Different Perspective
Tyson recommended a book to me awhile back ... Love is a mix tape. I finally got around to reading it. It wasn't bad and was a quick read. There were a few things that stuck out to me and things that made me wonder if that is how other people also viewed their experiences with similar situations. However, this one particular passage smacked me in the face. I guess I just never thought about it this way, or that husbands possibly thought about it this way. If you're a husband, do you?

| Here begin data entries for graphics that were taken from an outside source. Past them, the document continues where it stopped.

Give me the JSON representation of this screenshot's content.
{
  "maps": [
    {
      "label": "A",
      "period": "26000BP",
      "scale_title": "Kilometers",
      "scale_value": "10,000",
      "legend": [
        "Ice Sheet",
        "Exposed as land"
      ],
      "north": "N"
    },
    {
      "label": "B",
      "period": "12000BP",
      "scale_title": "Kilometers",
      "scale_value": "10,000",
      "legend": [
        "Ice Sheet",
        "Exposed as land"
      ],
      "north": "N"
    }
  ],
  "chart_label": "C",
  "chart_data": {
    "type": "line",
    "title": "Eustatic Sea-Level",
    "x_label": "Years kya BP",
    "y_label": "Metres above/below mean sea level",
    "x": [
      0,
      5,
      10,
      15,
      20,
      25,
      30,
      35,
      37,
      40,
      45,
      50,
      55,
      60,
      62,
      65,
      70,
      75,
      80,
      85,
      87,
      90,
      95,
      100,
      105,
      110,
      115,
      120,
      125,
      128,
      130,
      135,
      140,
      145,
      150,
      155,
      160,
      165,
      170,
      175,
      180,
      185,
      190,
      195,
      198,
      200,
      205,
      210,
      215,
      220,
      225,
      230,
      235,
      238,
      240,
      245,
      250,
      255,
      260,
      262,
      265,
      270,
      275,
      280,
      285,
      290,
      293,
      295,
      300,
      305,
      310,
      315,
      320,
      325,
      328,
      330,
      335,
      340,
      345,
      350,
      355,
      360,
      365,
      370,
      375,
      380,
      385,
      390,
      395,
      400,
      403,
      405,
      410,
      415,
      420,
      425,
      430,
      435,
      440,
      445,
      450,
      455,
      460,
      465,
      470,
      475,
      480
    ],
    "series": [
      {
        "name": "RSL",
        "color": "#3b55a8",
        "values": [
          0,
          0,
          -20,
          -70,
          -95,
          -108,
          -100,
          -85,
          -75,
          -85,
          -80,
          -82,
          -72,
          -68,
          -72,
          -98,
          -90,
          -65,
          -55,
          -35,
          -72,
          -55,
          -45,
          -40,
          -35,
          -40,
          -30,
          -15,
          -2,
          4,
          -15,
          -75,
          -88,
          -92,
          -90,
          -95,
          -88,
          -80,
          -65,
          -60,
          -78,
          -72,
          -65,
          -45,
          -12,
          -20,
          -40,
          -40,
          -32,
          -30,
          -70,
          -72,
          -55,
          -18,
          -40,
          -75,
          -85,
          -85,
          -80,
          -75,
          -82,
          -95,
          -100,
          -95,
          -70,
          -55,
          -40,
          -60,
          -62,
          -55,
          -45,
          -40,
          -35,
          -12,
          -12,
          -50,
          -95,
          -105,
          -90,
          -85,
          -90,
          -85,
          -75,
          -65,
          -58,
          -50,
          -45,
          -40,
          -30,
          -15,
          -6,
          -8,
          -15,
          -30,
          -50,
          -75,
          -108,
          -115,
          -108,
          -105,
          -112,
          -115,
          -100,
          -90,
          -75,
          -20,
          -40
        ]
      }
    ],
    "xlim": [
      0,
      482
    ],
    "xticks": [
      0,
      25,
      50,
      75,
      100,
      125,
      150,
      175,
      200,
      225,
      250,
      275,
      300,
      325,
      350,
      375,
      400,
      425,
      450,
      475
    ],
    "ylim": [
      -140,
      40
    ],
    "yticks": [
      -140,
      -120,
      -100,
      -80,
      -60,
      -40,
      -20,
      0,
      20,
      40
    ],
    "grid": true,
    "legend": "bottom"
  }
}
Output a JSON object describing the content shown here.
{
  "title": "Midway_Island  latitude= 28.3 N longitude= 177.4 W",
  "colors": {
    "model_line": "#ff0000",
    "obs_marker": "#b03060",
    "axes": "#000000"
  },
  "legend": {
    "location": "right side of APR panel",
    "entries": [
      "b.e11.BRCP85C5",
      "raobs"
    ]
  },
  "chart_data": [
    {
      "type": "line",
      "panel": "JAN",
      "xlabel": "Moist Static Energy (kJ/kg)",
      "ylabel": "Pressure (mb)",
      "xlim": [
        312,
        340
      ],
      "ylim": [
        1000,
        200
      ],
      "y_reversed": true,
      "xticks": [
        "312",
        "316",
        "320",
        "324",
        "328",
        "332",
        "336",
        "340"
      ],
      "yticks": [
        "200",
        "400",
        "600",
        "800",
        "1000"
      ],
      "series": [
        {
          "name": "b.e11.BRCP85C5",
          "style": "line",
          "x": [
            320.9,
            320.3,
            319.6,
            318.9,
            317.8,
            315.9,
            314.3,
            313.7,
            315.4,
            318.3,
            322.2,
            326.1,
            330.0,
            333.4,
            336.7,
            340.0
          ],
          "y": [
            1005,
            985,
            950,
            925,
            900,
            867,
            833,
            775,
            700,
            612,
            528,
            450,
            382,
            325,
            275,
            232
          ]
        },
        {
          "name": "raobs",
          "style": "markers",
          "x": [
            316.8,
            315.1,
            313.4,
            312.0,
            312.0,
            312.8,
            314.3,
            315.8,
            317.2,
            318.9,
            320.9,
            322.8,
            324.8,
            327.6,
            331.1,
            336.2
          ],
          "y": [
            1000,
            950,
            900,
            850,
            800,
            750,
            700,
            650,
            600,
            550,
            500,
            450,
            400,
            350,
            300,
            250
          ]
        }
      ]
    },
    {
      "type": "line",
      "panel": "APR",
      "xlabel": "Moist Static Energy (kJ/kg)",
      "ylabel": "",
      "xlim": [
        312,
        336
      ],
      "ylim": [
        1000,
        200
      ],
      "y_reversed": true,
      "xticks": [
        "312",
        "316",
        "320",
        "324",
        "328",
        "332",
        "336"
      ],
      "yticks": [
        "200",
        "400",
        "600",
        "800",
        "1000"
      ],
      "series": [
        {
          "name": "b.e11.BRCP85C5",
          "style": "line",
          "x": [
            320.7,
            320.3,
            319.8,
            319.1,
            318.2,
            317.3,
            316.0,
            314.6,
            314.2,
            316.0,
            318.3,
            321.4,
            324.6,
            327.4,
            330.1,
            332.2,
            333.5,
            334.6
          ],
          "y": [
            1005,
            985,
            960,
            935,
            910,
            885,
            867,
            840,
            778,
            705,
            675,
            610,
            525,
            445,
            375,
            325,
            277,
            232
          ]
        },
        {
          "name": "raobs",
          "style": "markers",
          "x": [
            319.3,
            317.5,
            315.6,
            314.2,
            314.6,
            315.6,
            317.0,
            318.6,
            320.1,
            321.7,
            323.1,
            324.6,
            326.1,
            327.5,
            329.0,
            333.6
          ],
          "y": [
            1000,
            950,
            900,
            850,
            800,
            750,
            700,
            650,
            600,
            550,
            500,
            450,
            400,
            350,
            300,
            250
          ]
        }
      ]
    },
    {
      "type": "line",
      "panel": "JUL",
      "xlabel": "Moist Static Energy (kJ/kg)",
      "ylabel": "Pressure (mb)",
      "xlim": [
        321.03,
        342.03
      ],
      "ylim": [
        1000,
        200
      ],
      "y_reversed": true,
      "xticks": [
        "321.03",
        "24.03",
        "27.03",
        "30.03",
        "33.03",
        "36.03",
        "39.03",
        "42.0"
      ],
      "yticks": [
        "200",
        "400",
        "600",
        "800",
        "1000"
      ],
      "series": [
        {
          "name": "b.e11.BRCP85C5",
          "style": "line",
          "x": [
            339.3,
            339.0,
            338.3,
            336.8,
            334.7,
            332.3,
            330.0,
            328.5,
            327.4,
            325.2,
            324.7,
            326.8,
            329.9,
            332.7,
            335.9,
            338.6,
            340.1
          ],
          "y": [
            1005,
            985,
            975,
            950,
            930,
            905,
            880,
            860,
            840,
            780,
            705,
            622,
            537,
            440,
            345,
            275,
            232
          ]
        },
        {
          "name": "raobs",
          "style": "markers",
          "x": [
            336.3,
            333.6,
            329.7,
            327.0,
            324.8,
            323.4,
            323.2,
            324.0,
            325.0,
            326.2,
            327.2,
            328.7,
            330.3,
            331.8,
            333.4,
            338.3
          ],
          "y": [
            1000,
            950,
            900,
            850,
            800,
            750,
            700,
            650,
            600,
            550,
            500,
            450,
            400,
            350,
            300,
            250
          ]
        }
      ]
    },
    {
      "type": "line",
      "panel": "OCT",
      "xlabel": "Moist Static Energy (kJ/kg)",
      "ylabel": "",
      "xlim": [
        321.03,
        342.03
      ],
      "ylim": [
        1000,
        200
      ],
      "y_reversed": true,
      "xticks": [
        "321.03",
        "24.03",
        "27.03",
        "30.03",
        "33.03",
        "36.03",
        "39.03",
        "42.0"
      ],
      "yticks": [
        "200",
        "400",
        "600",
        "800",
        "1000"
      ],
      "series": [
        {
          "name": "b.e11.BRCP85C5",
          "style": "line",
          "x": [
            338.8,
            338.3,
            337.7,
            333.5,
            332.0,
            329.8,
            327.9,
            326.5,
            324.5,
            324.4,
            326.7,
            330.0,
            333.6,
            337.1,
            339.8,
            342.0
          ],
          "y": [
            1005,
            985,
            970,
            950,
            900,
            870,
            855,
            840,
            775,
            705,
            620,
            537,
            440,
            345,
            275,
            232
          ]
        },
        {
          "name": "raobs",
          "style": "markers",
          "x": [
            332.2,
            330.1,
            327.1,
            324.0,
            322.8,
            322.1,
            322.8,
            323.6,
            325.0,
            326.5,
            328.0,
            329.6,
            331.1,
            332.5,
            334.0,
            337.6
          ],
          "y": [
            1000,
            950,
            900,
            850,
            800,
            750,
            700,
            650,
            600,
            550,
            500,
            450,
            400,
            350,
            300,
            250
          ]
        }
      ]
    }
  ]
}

There was no way I could have seen it coming, yet the fact that I couldn't protect her from it drove me crazy. How could something like this just happen? Why couldn't I do anything about it? I felt helpless many times, as an adult even, but feeling helpless as a husband was different from anything I'd ever felt in my life. This was just a temporary snag, but it made me realize how many more of these there were going to be. I was going to have to get used to feeling helpless if I was going to remain a husband. And being a husband made me helpless, because I had somebody to protect.
I suddenly realized how much being a husband was about fear: fear of not being able to keep somebody safe, of not being able to protect somebody from all of the bad stuff you want to protect them from. Knowing they have more tears in them than you will be able to keep them from crying. I realized that she had seen me fail, and that she was the person I was going to be failing in front of for the rest of my life. It was just a little failure, but it promised bigger failures to come. Additional ones, anyway. But that's who your wife is, the person you fail in front of. Love is so confusing; there's no peace of mind.
Regardless of husband or wife, I think the last sentences are true. Your spouse is the person that you're going to fail in front of. And you have to be okay with it. They're the one that you can truly and honestly be yourself with - no walls. And they're the one there to brace you during and pick you back up after that fall.
1 comment:
From a Husband's standpoint, or at least this Husband's standpoint: I understand the writer's feelings on helplessness. There is something awful about seeing someone you love in pain, without being able to take that pain away. But I believe simply being there does help the pain, we are not truly "helpless." And while I agree that you are never more exposed, and never more yourself in front of your spouse: I have never felt feelings of failure or worrying over failing. I don't think as long as you are there trying it would be perceived as a failure. Its good to see you posting!